Heavy snow and ice can bend and break tree branches after a storm, leading to damaged branches and potential damage to homes, fences and outdoor patios as well. To mitigate this problem, you can carefully remove snow from sagging tree limbs with objects such as brooms, poles, shovels, and even hockey sticks (Canadians for the win). Always be mindful to work lightly and at a measured pace, as the cold may have made the branches brittle and easy to break. A common winter annoyance is the classic "pile of snow down the back-of-jacket routine". It's never fun, and always a shock to the system!
Shovel Like A Boss
When shovelling your driveway or walkways, you should attempt to push the snow - instead of lifting it - whenever possible. The strain from lifting could do harm to your back, and the strenuous demands of shovelling combined with cold temperatures can create potential health risks if not monitored properly. By taking the following precautions, you're doing your body - and your driveway - a favour.

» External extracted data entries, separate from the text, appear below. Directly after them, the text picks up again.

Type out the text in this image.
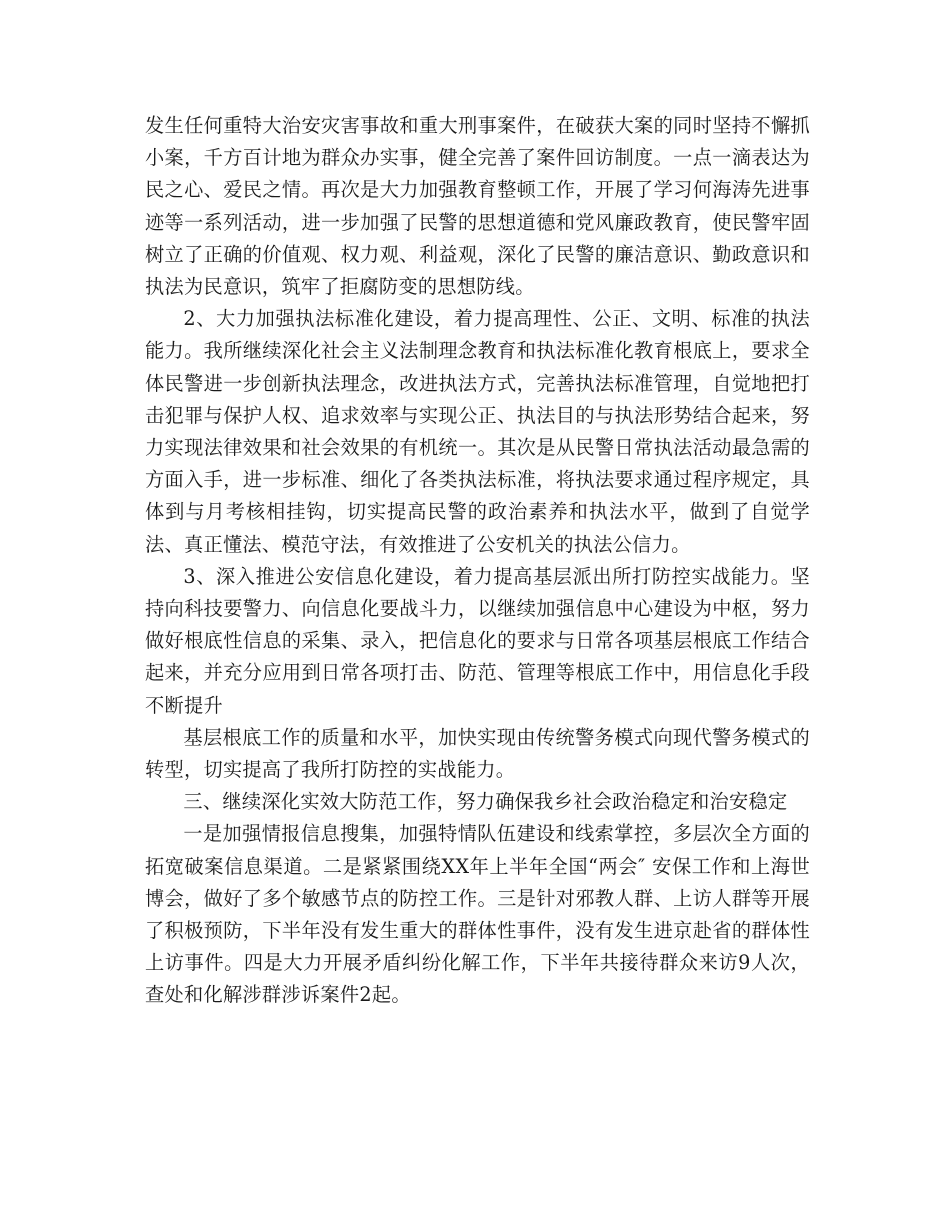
发生任何重特大治安灾害事故和重大刑事案件，在破获大案的同时坚持不懈抓小案，千方百计地为群众办实事，健全完善了案件回访制度。一点一滴表达为民之心、爱民之情。再次是大力加强教育整顿工作，开展了学习何海涛先进事迹等一系列活动，进一步加强了民警的思想道德和党风廉政教育，使民警牢固树立了正确的价值观、权力观、利益观，深化了民警的廉洁意识、勤政意识和执法为民意识，筑牢了拒腐防变的思想防线。

2、大力加强执法标准化建设，着力提高理性、公正、文明、标准的执法能力。我所继续深化社会主义法制理念教育和执法标准化教育根底上，要求全体民警进一步创新执法理念，改进执法方式，完善执法标准管理，自觉地把打击犯罪与保护人权、追求效率与实现公正、执法目的与执法形势结合起来，努力实现法律效果和社会效果的有机统一。其次是从民警日常执法活动最急需的方面入手，进一步标准、细化了各类执法标准，将执法要求通过程序规定，具体到与月考核相挂钩，切实提高民警的政治素养和执法水平，做到了自觉学法、真正懂法、模范守法，有效推进了公安机关的执法公信力。

3、深入推进公安信息化建设，着力提高基层派出所打防控实战能力。坚持向科技要警力、向信息化要战斗力，以继续加强信息中心建设为中枢，努力做好根底性信息的采集、录入，把信息化的要求与日常各项基层根底工作结合起来，并充分应用到日常各项打击、防范、管理等根底工作中，用信息化手段不断提升

基层根底工作的质量和水平，加快实现由传统警务模式向现代警务模式的转型，切实提高了我所打防控的实战能力。

三、继续深化实效大防范工作，努力确保我乡社会政治稳定和治安稳定

一是加强情报信息搜集，加强特情队伍建设和线索掌控，多层次全方面的拓宽破案信息渠道。二是紧紧围绕XX年上半年全国“两会″ 安保工作和上海世博会，做好了多个敏感节点的防控工作。三是针对邪教人群、上访人群等开展了积极预防，下半年没有发生重大的群体性事件，没有发生进京赴省的群体性上访事件。四是大力开展矛盾纠纷化解工作，下半年共接待群众来访9人次，查处和化解涉群涉诉案件2起。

Some important shovelling tips are as follows:
- Warm it up. Some (crazy) people actually enjoy shovelling, as it can be a rather good form of exercise if done properly. Just like Tom Brady before the Super Bowl, it's good to limber and stretch as a warm up to shovelling. Take 5 to 10 minutes beforehand to limber up and prepare for task at hand.
- Wear proper gear. As mentioned above, shovelling after a large winter or ice storm isn't exactly a walk in the park. By dressing in thin, breathable layers, you can avoid overheating and preserve energy for the next shovel you'll have to do a few hours later...
- Have a breather. Just breathe! Giving yourself a short break in the middle of strenuous shovelling session is good for the mind and the muscles, especially the heart muscle.